Così il presidente della Federazione dei medici, Filippo Anelli, commenta la notizia del proscioglimento, a Bari, dell’uomo accusato di violenza  sessuale nei confronti di una dottoressa in servizio presso un ambulatorio di guardia medica della provincia del capoluogo pugliese.

Una decisione motivata dal “difetto di tempestiva querela”; la denuncia, infatti, era giunta oltre i termini, che ai tempi del fatto, nel 2017, erano di sei mesi.
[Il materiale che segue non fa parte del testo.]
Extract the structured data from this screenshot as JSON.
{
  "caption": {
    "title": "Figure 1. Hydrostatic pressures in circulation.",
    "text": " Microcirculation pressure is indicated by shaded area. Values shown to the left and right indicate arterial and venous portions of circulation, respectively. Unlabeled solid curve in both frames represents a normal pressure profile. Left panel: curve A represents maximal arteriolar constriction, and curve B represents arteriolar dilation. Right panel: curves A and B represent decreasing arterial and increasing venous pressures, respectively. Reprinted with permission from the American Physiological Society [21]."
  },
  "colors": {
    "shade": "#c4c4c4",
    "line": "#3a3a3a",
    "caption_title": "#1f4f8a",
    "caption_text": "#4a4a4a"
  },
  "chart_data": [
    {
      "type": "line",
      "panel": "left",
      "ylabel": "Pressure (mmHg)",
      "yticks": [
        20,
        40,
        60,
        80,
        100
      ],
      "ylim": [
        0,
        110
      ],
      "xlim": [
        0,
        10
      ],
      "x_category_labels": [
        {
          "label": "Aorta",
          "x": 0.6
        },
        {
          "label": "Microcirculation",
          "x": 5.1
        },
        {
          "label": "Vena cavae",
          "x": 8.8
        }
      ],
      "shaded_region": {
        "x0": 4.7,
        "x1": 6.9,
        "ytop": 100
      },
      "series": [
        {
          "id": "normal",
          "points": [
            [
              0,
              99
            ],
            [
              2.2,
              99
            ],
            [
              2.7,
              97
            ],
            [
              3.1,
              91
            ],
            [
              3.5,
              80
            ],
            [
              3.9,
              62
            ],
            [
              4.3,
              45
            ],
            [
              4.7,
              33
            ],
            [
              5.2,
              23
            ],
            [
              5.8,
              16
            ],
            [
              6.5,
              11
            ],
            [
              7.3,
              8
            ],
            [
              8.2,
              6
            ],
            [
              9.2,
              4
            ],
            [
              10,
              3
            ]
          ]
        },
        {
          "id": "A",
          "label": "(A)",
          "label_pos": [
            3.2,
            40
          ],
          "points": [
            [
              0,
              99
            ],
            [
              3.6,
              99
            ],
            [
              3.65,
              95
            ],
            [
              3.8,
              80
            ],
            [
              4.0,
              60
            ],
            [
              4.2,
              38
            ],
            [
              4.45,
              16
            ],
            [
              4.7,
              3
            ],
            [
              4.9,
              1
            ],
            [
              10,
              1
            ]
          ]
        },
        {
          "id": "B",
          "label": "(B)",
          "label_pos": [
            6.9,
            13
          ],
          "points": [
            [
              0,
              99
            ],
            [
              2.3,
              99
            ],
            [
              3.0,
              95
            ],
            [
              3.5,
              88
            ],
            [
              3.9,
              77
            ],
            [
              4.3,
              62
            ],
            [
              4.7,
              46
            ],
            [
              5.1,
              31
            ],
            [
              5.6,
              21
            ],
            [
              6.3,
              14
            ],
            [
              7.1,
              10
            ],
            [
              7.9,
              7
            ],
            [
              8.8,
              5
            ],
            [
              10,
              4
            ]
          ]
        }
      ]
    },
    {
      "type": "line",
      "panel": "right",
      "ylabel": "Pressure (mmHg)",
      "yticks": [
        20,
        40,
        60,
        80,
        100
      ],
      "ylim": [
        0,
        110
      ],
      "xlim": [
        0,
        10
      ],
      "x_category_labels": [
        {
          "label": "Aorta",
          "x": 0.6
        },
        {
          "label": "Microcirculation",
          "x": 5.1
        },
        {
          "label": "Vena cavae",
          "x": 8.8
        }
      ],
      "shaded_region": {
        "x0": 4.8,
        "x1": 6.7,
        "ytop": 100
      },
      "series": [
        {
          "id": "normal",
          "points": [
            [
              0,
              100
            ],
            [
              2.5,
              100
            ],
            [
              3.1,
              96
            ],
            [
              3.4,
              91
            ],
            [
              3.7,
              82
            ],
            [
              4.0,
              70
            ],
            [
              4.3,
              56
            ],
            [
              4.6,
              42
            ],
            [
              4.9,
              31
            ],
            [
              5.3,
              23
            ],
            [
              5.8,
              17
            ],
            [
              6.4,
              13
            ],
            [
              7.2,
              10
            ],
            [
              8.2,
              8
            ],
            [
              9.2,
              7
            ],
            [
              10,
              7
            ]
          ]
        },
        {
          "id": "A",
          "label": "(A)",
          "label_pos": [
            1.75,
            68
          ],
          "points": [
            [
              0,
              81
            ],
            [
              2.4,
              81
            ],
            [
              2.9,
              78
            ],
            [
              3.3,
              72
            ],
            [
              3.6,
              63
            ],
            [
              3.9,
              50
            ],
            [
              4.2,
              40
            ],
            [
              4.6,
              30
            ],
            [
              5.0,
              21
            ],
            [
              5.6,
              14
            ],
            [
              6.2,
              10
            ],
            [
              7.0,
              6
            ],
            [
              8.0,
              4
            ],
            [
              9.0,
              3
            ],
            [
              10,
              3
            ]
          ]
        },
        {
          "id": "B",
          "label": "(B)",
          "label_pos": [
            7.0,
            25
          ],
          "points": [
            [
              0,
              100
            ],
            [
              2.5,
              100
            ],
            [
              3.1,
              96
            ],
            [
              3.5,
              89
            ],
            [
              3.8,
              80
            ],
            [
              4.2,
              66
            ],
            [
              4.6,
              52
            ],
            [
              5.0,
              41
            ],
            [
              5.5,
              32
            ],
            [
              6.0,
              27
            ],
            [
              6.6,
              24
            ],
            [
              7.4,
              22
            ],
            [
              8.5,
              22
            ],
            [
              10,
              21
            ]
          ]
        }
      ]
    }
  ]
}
Da qui il rinnovo della richiesta, da parte della FNOMCeO, che nel Disegno di Legge Antiviolenza attualmente all’esame, in sede referente, delle Commissioni riunite Giustizia e Affari Sociali della Camera dei Deputati, sia prevista esplicitamente la procedibilità d’ufficio per chi aggredisce un operatore sanitario nell’esercizio delle sue funzioni. “Porteremo questa nostra istanza venerdì mattina al Tavolo permanente di lavoro sulla sicurezza, prontamente riattivato dal Ministro Speranza”, annuncia Anelli.

Il presidente della FNOMCeO ha espresso apprezzamento per le parole pronunciate al Congresso della FIMMG dal Ministro, che ha definito ‘inaccettabili’ le aggressioni, ribadendo la necessità che lo Stato si prenda cura di chi ci cura e sollecitando l’approvazione del DDL. “È a lui dunque – conclude Anelli – che ci appelliamo per avere presto una Legge giusta ed efficace, che preveda la procedibilità d’ufficio, l’aumento delle pene, la messa in sicurezza delle strutture e l’istituzione di presidi di polizia nei pronto soccorso”.